A team at Sherwin-Williams had a perfectly good AI system. Then Claude got smarter, and that's exactly what broke it.

The system did one thing well. Analysts and account managers could type a question in plain English, something like "pull sales volume for the Northeast from January through March," and it would turn that into an API call, fetch the data, and deliver a formatted report. By mid-2025, it was generating several hundred reports a month that went to leadership, external stakeholders, and just about every team pulling ad-hoc data.

Sarat Mahavratayajula, a senior software engineer at Sherwin-Williams, and Vijay Sagar Gullapalli, a founding AI engineer at Adopt AI, built the system on Claude Sonnet 3.5 in early 2025. They upgraded to 3.7 without a problem. Then to 4.0, also fine. "Model upgrades had become routine, like bumping a minor version of a well-behaved library," they wrote in a VentureBeat post this week.

Then they rolled out Sonnet 4.5.

For a meaningful chunk of requests, Claude started putting data where it didn't belong. The system expected API parameters in a specific field. Claude decided to fold them into a different one. So instead of pulling Northeast sales for Q1, the system would pull sales for every region for all time, or just error out.

Claude 4.5 also started asking clarifying questions, something earlier versions never did. If a request was ambiguous, 4.0 would take its best guess and return a structured response. The newer version, trying to be more helpful, would sometimes respond with "did you mean X or Y?" The system had no path for that. It expected a data object every single time, not a conversation.

The team rolled back to 4.0, but that was its own problem. Between deployments, they'd added new API integrations all tested against 4.5. "Reverting the model meant requalifying every one of them under time pressure," they wrote.

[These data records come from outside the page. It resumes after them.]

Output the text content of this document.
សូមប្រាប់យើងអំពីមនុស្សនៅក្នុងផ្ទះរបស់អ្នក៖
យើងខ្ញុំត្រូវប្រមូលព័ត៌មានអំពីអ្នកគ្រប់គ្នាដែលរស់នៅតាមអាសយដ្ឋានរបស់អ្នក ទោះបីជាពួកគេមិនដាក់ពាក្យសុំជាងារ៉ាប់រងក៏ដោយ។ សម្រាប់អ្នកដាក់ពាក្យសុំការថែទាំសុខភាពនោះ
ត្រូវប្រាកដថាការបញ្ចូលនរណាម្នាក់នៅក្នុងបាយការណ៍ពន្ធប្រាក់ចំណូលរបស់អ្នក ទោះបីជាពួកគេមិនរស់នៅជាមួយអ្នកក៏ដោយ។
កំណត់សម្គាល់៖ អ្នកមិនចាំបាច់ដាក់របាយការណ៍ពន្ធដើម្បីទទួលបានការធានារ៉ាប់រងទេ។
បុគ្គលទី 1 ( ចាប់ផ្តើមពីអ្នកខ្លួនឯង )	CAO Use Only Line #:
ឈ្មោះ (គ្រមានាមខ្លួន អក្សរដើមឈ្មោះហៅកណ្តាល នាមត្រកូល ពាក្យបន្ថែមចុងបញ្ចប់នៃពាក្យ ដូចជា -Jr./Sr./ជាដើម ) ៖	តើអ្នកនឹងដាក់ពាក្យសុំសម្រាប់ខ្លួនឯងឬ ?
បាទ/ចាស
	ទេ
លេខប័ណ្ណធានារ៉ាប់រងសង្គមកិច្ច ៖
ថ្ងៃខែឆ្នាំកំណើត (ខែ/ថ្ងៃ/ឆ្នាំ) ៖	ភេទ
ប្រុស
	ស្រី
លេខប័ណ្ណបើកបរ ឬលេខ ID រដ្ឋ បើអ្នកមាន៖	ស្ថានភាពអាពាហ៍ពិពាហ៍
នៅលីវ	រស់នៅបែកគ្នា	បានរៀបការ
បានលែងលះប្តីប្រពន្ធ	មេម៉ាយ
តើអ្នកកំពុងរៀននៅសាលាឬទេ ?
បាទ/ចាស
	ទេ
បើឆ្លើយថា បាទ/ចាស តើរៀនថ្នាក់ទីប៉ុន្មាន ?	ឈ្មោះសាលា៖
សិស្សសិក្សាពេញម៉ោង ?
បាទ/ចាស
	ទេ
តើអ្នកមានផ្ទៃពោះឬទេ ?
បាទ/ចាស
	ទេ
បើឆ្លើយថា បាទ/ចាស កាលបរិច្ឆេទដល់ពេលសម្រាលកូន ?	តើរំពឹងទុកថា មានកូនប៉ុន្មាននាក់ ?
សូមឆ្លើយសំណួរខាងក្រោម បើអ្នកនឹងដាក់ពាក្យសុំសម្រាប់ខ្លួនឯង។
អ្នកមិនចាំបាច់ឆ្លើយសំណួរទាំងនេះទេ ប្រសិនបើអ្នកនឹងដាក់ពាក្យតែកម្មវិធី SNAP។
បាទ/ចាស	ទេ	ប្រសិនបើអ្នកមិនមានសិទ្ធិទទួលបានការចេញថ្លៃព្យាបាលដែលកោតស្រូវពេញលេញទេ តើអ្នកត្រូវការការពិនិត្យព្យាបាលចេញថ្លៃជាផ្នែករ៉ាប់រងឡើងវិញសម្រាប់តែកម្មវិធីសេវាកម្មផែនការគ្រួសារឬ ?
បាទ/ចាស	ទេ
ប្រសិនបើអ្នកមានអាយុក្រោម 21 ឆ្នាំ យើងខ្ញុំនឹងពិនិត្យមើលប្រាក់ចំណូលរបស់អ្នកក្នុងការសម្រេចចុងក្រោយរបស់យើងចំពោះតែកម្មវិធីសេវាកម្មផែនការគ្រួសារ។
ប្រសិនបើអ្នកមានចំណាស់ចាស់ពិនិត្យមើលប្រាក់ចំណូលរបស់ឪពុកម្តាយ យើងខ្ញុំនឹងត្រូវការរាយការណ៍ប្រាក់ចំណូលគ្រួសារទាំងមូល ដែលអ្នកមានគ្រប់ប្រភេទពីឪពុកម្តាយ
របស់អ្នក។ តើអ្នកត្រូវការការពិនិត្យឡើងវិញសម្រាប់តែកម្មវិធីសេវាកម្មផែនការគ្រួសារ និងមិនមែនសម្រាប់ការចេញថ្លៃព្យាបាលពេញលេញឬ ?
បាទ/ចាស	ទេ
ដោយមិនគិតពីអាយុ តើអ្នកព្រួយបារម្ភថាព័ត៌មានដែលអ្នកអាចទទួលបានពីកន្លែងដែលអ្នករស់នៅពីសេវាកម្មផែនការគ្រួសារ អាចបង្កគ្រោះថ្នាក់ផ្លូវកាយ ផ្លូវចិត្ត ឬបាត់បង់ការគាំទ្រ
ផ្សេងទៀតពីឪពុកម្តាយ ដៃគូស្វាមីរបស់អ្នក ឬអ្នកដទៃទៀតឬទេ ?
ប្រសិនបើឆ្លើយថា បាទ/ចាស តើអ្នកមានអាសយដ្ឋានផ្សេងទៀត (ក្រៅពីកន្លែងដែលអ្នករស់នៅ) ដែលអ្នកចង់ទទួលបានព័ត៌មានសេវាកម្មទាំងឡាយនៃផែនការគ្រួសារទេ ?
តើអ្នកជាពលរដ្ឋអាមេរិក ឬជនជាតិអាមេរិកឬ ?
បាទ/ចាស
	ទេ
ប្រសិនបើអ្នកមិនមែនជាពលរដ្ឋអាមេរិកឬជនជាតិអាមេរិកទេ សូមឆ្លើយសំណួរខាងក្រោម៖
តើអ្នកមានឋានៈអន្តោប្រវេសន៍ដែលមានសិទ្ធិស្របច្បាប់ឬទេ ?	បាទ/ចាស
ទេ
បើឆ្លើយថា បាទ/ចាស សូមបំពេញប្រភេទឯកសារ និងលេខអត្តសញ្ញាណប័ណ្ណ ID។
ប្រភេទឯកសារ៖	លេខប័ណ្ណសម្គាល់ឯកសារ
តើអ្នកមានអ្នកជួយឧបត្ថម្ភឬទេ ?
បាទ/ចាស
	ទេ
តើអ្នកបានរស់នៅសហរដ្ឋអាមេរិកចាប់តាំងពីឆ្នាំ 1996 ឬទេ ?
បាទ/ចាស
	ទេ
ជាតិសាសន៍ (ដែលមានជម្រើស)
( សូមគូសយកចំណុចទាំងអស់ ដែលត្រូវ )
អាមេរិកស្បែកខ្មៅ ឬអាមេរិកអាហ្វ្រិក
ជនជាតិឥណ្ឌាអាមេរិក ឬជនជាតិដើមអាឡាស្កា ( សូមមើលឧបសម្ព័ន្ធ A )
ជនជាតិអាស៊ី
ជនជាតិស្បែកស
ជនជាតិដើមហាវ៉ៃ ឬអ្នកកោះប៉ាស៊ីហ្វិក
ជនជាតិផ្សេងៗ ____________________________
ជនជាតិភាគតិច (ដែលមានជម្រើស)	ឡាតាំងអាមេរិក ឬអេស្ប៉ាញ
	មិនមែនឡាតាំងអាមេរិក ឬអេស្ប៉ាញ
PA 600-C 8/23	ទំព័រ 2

The model wasn't broken. By most measures, Claude 4.5 was an improvement. More thoughtful, more context-aware, more cautious with ambiguous inputs. Great if you're chatting with it at your desk. Not great if you've built an automated pipeline that depends on the model behaving exactly the way it did last month.

"The bug was not in the model," they wrote. "The bug was in our assumption that the model would continue to fill in our specification gaps as it always had. Three successful upgrades had trained us to believe those gaps were safe."

Sherwin-Williams isn't alone in discovering what happens when AI infrastructure shifts under you. Anthropic itself has published postmortems showing how a small routing error in its own systems cascaded to affect a much larger share of requests within hours. A separate April incident report documented quality regressions in Claude Code where output accuracy dropped even though the underlying model weights hadn't changed. One unnamed company accidentally spent $500 million on Claude in a single month after nobody set usage limits on employee licenses.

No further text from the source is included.